By Oliver Kim
After an initial procedural hiccup, the House of Representatives passed a modified version of a federal “right to try” bill, legislation that would allow pharmaceutical companies to bypass the federally-prescribed clinical trial process to allow terminally ill patients to try experimental drugs. Similar legislation passed the Senate as part of a horse-trade in order to allow the swift passage of the FDA user fee reauthorization before that program expired. A majority of the states have passed right-to-try legislation, which is largely ineffective given federal preemption.
Much has been written about the ethical and legal questions surrounding the right to try as well as the political forces behind it. Proponents argue that the right to try is based on notions of mercy, compassion, and autonomy.
What has interested me about this debate is that often those same notions are used to justify the “right to die,” or aid in dying usually for terminally ill patients. I’ve written (and will be publishing a longer piece) and will be speaking about this question and if there are lessons that proponents of the right to die can learn from the political success of the right-to-try movement.
I also am interested in the possible legal questions if a new federal scheme is set up for those terminally ill patients wanting to take experimental drugs outside of the FDA’s compassionate use program. In Vacco v. Quill, the Supreme Court held that there was no equal protection violation when a state distinguished between terminally ill patients that refused medical treatment with those that want to physician aid in dying. The Court noted these situations were different because “when a patient refuses life-sustaining medical treatment, he dies from an underlying fatal disease or pathology; but if a patient ingests lethal medication prescribed by a physician, he is killed by that medication.” A patient’s intent for rejecting treatment may be very different from someone seeking aid in dying. Thus, the state’s ban on assisted suicide was did not violate the Equal Protection clause, and such bans exist now in many states and at the federal level.

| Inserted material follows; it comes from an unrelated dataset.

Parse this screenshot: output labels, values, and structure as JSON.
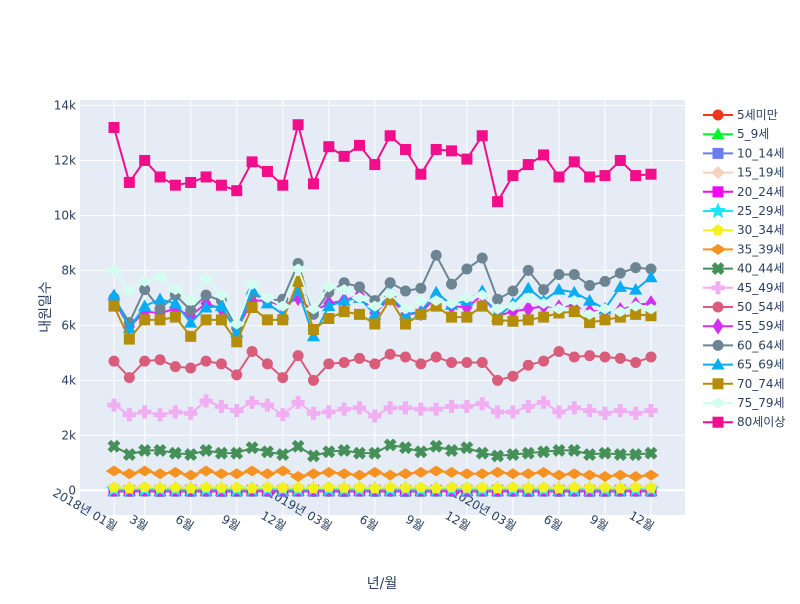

But here, the states and potentially Congress are creating a right for certain patients to take certain drugs but only for prescribed reasons: to extend life potentially. That is a very powerful argument, particularly for someone with a terminal illness. But it is more than distinguishing between refusing medical treatment and wanting to die—it is saying someone can receive drugs (although experimental and not FDA-approved) in hopes of one outcome but not receive drugs with the intent of dying (clearly outside the drug’s approved use). Something feels “unequal” in allowing some terminally ill patients to choose one path but not the other although it’s still possible to argue a Quill distinction between the two.
While there is some indication of renewed efforts to pass medical-aid-in-dying laws among the states, one wonders if the right to try movement will aid these efforts, either politically or legally. After all, as one California proponent of the right to try argued, if a state allowed the right to die, it should allow the right to try. Wouldn’t the opposite be true as well?